I didn’t recognised the first two men. Their faces were forgettable - bland masks of flesh paired with mouse-brown hair. It was probably precisely the reason they’d been chosen for this task. The ability to blend in was a criminal’s greatest asset.
The third man was Harrison.
17
The Elephant in the Room
“How could you?” Gillian said to him without a trace of surprise in her face. She’d surely done some working out of her own and had reached the same conclusion that I had.
Harrison had been the one who’d let slip about the family’s naval history. He’d claimed that Cordelia’s great-grandfather was a commander in the navy, but it was only when I’d thought about it more carefully that I’d realised he hadn’t specified which side of the family… because he hadn’t known himself. His insistence on conversing with me at the ball had also been exceedingly odd. It was hardly flattering to me, but I now believed he’d probably wanted to create the memory of an alibi, right before he’d slipped off to murder his girlfriend’s father.

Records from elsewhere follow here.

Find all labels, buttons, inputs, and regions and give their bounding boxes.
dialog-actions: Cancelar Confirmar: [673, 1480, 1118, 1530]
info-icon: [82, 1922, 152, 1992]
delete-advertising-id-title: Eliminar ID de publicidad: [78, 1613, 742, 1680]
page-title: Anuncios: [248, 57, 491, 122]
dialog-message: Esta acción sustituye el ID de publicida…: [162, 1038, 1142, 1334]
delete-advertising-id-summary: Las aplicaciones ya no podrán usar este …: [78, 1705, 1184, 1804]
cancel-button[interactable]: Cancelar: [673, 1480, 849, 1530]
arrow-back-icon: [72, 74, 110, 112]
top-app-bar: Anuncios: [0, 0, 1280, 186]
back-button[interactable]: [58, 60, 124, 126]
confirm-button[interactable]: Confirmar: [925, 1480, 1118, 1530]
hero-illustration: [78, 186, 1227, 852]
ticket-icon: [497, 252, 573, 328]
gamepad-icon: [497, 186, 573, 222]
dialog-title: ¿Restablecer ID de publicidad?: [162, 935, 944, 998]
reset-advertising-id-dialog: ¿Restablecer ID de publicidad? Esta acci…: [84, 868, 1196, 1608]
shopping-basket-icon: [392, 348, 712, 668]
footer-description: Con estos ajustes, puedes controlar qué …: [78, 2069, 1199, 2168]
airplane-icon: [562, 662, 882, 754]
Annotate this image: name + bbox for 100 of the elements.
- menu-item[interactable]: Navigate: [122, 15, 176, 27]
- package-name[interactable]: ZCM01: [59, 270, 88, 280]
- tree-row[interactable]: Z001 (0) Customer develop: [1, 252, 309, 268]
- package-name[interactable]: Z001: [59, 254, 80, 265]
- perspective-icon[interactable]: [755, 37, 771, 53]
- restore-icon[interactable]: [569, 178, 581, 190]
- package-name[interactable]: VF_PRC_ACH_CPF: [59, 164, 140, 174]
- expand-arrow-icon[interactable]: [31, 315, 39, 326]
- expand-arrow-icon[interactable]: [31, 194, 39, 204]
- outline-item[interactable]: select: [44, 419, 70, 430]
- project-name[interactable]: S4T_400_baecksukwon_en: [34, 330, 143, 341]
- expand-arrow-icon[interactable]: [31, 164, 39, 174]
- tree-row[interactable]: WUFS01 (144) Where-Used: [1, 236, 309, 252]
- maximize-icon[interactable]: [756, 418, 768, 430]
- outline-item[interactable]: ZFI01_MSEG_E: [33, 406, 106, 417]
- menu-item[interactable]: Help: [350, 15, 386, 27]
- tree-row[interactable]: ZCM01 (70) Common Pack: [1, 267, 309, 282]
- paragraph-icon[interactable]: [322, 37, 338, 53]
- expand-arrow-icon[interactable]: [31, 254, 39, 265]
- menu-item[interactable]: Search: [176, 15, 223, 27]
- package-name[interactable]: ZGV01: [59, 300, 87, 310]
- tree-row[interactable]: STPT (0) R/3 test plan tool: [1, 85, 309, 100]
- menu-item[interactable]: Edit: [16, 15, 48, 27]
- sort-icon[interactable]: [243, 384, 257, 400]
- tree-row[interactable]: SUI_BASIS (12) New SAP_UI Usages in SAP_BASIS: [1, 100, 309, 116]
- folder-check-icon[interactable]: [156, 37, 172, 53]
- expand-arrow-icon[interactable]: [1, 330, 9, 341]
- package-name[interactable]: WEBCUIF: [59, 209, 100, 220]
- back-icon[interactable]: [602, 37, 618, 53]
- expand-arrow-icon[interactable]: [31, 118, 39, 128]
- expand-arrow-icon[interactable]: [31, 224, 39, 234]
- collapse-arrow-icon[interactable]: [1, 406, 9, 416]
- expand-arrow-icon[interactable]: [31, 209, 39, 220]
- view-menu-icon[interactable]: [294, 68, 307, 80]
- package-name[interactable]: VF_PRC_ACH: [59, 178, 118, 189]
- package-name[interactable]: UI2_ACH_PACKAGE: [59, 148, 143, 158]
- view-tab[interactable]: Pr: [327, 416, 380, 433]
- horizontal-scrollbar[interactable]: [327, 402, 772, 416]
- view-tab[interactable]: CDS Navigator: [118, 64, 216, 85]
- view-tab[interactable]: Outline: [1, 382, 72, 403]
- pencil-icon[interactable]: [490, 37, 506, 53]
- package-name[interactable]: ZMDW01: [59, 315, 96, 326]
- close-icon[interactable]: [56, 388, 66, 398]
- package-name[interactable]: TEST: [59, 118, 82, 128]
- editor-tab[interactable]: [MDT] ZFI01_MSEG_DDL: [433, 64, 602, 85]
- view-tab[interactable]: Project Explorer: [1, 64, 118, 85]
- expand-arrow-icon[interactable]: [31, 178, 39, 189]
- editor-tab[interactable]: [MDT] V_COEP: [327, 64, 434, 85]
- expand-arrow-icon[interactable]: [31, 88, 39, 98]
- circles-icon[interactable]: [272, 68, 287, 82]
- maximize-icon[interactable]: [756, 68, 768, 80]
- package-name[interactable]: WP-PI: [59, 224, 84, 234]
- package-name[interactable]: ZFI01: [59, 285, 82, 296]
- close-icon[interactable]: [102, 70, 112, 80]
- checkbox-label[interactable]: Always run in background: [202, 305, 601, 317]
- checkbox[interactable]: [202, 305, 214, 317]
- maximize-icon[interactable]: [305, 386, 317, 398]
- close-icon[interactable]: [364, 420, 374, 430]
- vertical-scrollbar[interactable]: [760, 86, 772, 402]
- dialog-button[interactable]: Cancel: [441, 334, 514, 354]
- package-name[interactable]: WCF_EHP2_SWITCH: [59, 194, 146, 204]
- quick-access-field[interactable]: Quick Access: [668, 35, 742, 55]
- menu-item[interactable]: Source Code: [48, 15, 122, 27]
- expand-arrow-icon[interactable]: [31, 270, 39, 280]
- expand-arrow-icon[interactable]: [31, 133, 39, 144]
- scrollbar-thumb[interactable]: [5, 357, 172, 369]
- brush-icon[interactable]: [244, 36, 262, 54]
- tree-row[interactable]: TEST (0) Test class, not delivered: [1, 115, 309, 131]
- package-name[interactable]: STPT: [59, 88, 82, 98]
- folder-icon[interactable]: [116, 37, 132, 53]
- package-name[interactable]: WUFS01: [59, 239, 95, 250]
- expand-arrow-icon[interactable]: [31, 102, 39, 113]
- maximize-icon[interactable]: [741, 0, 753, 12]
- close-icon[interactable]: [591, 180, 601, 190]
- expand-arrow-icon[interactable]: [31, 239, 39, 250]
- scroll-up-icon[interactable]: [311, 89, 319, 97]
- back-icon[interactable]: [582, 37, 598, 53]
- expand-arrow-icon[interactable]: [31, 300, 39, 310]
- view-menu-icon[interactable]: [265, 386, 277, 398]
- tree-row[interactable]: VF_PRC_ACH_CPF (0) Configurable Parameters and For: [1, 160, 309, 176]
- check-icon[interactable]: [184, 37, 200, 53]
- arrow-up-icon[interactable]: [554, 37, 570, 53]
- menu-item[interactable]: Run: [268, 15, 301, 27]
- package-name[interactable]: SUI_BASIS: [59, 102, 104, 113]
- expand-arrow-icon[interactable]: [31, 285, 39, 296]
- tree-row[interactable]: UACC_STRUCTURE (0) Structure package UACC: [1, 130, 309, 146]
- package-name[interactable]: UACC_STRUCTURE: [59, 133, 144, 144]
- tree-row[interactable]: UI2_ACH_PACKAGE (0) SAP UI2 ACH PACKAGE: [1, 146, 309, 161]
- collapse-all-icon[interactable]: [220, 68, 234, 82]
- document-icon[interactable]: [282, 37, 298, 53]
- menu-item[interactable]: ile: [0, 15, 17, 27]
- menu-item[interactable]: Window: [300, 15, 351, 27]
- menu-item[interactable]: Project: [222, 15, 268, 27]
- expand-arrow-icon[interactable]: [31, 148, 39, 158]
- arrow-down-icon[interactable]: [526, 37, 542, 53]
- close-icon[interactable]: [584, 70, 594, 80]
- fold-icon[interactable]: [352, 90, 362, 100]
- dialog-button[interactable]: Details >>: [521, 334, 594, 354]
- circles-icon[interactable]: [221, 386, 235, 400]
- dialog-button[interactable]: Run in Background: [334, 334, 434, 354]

He’d later been the one to write on the window, as he must have been instructed to do. He’d set the location out of convenience and the certainty that he wouldn’t be noticed. At the time, I’d been distracted by Samuel running away from the manor and had assumed he’d been the one who’d written the cryptic message, but Harrison had been right there the whole time.
“What’s going on? Harrison?” Cordelia said, appearing at the top of the stairs and looking down at her boyfriend with and expression of horror and… something else. Defeat?
“It’s fine, Cordelia. Everything is going to be fine,” Harrison said, nonsensically - given the situation.
“You murdered my husband,” Gillian said to the guilty man, walking over to her daughter’s boyfriend and forcing him to look her in the
eye.
“I had to. I had no choice,” he said back, his eyes darting desperately around the room.
“We always have a choice,” Gillian said, looking sorry for a moment before straightening up again.
“Your choice should have been bringing up a daughter who knew how to keep her mouth shut. You spend all these years hiding out here, and then she goes and blows your cover in no time at all,” one of the nondescript men spoke up.
“What do you mean?” Gillian asked, her voice sharpening. But she already knew a piece of that answer already. Cordelia had always been her blindspot. I knew that much from personal experience. Cordelia had told Harrison, and who knows who else, everything they needed to know.
“It’s not her fault! She was desperate. We both were,” Harrison cut in, looking furious. “We met when we were both in some serious money trouble. I had loan sharks coming to collect on some bad loans I’d taken to fund my business, which wasn’t making anything near the amount of money needed to make a dent in even the interest. I needed more time, but I was more likely to leave with broken legs. Cordelia was in a similar situation. She’d borrowed more than she had to make an investment that went bad. When they threatened her, she told them about the family diamond - a rock so big, it could pay them all off several thousand fold… and she could help them to get it.” He shook his head. “They didn’t believe her. Cordelia acted like some stuck-up rich kid, but rich kids don’t get into this amount of trouble. They have parents who make all of their problems go away.”
“I never even knew,” Gillian muttered, turning pale for a second and shooting her daughter a horrified look.
Cordelia remained pale and silent.
“She wanted to make it right herself. I was able to understand that, being in the same place.”